My daydream took the form of a narrative. I had read few books at the time. The sort of narrative most familiar to me was the radio drama. On many a night, after having asked my mother's or my father's permission, I was allowed to listen to a fifteen-minute or thirty-minute program on 3BO in which the voice of a narrator and two or three other voices enacted a dramatisation of what had probably started as a chapter in a book of popular history or an item in an encyclopaedia. I can recall hearing a dramatised account of the mystery of the
Mary Celeste
and another of the discovery of anaesthetics. Medical history seems to have been a fertile source of such dramas. I recalled just now my hearing an account of William Harvey's cutting up of the family parrot in his search for proof that blood circulated rather than lay around as one of the four humours. Anyway, while the bishop sat in his canopied chair beside the altar, or while the other two priests were wielding the thurible or the aspergillum, I was composing a radio drama having as its subject my father, Reginald Thomas Murnane, of whom I was rather fond and whose many flaws and faults had not yet become apparent to me.

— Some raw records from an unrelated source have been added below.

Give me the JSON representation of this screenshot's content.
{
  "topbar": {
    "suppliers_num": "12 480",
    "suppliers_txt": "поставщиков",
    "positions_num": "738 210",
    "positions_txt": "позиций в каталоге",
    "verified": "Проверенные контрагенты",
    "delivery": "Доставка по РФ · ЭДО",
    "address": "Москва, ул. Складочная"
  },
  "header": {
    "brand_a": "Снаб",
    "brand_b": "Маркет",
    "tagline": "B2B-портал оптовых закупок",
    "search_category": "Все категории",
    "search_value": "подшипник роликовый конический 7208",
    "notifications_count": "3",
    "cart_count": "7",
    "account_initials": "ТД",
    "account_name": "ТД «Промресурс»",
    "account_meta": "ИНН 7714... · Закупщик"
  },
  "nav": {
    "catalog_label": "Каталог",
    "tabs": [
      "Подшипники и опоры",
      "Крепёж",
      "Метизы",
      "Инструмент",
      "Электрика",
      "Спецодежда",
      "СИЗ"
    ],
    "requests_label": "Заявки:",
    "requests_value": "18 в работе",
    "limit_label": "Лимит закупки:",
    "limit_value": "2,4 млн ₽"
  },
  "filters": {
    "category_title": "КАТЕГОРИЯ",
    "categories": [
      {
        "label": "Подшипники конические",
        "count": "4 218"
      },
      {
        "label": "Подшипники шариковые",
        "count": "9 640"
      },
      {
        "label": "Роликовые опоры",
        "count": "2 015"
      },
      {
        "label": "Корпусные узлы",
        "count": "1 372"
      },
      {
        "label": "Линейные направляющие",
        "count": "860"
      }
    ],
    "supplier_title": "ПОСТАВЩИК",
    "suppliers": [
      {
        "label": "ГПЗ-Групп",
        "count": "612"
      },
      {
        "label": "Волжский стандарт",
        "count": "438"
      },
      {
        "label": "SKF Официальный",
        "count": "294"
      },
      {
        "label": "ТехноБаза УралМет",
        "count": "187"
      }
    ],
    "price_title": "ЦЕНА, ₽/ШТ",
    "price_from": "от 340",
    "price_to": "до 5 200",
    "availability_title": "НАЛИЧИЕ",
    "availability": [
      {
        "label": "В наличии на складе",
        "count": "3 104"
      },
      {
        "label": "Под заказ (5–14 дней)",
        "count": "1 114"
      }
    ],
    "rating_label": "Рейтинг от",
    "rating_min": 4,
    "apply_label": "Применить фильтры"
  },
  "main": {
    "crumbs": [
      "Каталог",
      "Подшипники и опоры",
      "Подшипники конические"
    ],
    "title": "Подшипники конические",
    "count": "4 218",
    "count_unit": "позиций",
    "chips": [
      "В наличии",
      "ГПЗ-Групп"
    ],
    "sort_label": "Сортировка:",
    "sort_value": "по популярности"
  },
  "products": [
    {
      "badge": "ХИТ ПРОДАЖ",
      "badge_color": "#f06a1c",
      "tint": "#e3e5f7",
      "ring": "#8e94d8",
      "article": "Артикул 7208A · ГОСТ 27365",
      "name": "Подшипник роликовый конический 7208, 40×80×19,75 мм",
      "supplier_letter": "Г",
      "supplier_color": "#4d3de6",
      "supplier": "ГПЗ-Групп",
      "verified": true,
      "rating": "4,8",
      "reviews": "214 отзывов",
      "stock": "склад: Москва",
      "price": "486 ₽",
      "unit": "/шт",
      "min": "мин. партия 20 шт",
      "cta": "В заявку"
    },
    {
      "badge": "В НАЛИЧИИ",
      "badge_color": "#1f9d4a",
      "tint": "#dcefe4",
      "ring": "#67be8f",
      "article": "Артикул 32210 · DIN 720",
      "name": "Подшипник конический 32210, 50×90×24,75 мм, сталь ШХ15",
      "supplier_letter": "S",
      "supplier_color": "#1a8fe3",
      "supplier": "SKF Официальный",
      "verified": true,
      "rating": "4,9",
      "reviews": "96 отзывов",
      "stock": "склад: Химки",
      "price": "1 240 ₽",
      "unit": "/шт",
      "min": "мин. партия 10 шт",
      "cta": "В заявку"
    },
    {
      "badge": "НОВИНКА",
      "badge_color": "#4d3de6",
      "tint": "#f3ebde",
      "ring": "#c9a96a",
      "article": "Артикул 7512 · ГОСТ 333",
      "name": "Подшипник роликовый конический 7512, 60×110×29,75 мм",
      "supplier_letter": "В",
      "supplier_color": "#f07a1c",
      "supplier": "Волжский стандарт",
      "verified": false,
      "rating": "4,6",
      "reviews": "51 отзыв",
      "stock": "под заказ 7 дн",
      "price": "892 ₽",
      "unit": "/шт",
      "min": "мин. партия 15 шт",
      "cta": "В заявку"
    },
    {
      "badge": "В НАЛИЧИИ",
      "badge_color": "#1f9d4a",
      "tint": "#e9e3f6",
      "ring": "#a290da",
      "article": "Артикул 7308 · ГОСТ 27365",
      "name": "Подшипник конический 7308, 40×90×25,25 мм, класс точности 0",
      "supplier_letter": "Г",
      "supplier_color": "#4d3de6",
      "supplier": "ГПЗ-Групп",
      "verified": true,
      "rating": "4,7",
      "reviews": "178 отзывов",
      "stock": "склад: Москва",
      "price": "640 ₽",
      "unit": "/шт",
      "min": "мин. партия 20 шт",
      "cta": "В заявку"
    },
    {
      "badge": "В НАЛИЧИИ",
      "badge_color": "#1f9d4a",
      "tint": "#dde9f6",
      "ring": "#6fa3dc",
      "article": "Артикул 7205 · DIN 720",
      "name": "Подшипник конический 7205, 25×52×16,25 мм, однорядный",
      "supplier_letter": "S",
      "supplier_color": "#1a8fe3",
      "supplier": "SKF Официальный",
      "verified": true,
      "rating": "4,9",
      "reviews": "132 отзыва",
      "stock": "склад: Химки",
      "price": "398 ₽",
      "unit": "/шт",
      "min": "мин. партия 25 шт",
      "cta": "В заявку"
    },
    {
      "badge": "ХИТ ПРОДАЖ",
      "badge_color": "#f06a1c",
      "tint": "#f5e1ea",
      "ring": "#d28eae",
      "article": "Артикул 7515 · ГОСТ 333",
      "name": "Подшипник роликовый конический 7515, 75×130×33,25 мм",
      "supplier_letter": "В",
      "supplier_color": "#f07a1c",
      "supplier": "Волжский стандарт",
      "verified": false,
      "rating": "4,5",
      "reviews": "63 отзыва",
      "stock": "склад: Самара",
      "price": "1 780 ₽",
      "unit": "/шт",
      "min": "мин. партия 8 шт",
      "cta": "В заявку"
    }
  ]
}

Music was an important part of every radio drama, and I may even have been moved to set about composing my own drama after having heard some especially plangent passage from the huge cathedral organ. My theme was my father's progress from an insignificant babe-in-arms to a person of considerable importance, which was what I took him for at the time. I knew hardly anything of my father's life story. I knew he had been born at Allansford, which is now almost a suburb of Warrnambool but was then a mere township on the Hopkins River and the last station on the railway line from Melbourne to Warrnambool. I knew he was the third of nine children and the oldest boy among them. His younger brothers had never left the district around Warrnambool, but my father had left home and had travelled all over Australia before marrying in his mid-thirties. When I, his oldest child, was born, he had been a warder at Pentridge Prison. He had moved to Bendigo to be the Education Department's attendance officer for the city and for much of northern Victoria. It was a modestly paid post, but it required him to visit many large schools, to inspect the attendance rolls, to confer with head teachers, and to interview the parents of truants. Many of these he had to summons to court, and on the day of their court appearance he had to act as prosecutor. He was a talkative, affable man who made friends easily. Another sort of man might have crept into and out of the head teacher's office in the many schools that he visited but my father enjoyed taking morning tea with the whole staff in most of the many schools in his jurisdiction. There was also his career, so to call it, as a racegoer and punter. I knew hardly anything about his losses, but I recalled the many evenings when he had come home with crayfish and ice-cream and the family had feasted after one of his big wins. While I passed the time in the cathedral, I merely noted rather than organised the wealth of subject matter available for my radio drama and tried to imagine the powerful impression it would make on its many listeners. As I've said, I was daydreaming.